With this type of technology, trains could be elevated and stacked with smaller, low-passenger lines circling between larger trunk lines. That way a person from Mouskin, for example, could catch a train to, say Austin, then go to Kansas City Hub and from there go back down the mountain to where ever: Chicago to Cleveland to Solan or Los Angeles to El Mirage or Jacksonville to Crystal River, Florida? Let me show you an example:

And while we're at it, why should it take days to get across the country? The technology is available for high-speed, magnetic-levitation (mag-lev) bullet trains that can take passengers quick as a wink from one city to the next. The mag-lev trains actually travel without touching a rail, so the frictionless travel requires much less energy than a conventional train. And, with the need for electricity and not fuel, energy sources need not be combustible. Solar cells and microwave concentrators could be used to generate electricity both on the trains themselves and along the right of ways of the new routes. Other non-combustible sources of energy could also be used such as wind power, water power and even geothermal and tidal power. Think of it, high-speed, long-distance travel with no pollution and NO GASOLINE! And, since we are teetering on the brink of another depression, I think that a pre-emptive strike on American unemployment makes more sense than on non-existent weapons of mass destruction, don't you?

And think of the advantages: People could live farther out from their jobs, more people could commute to high-paying jobs, small, abandoned towns could become revitalized, education opportunities would become more readily available, cultural exchange would be facilitated, travel could become affordable again, commerce would cover a wider area, large health centers would become more available to the average citizen and Americans would have something to be proud of again. (Plus, cats could go ANYWHERE!) What's wrong with this picture?

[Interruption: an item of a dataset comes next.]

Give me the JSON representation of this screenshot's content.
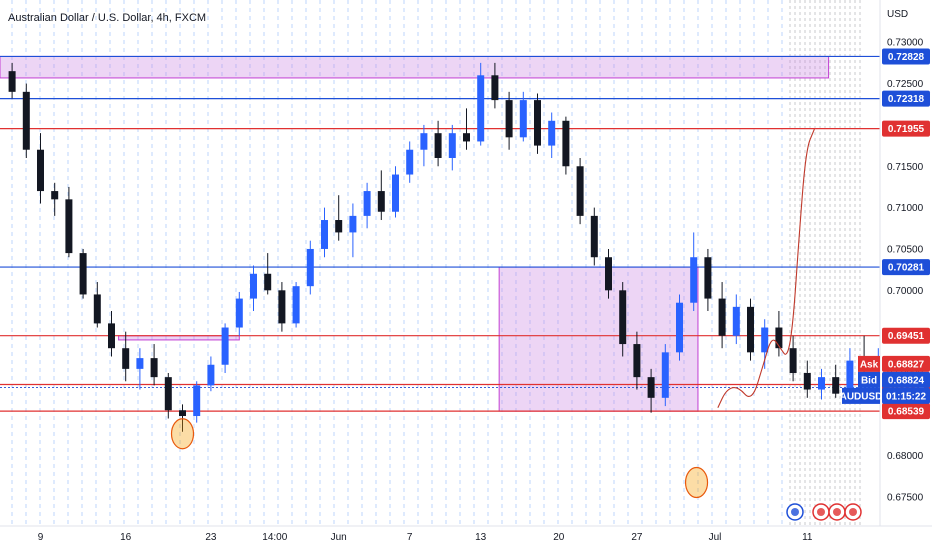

Well, I'm sure there is a downside, but let me ask you, what do you think about the upside? Is it something worth exploring? I can tell you, it's something we can do! And how do I know?

Because there is nothing I have just mentioned that has not already been done. All we have to do is get it through our heads that we could use a safer, more efficient and effective way to travel across this country. And, that together, we can afford it. I mean, really, look at what we're paying for now. And remember, we've pulled together and done it before. Better transportation, increases in commerce and more jobs. Now, you tell me, hmmm?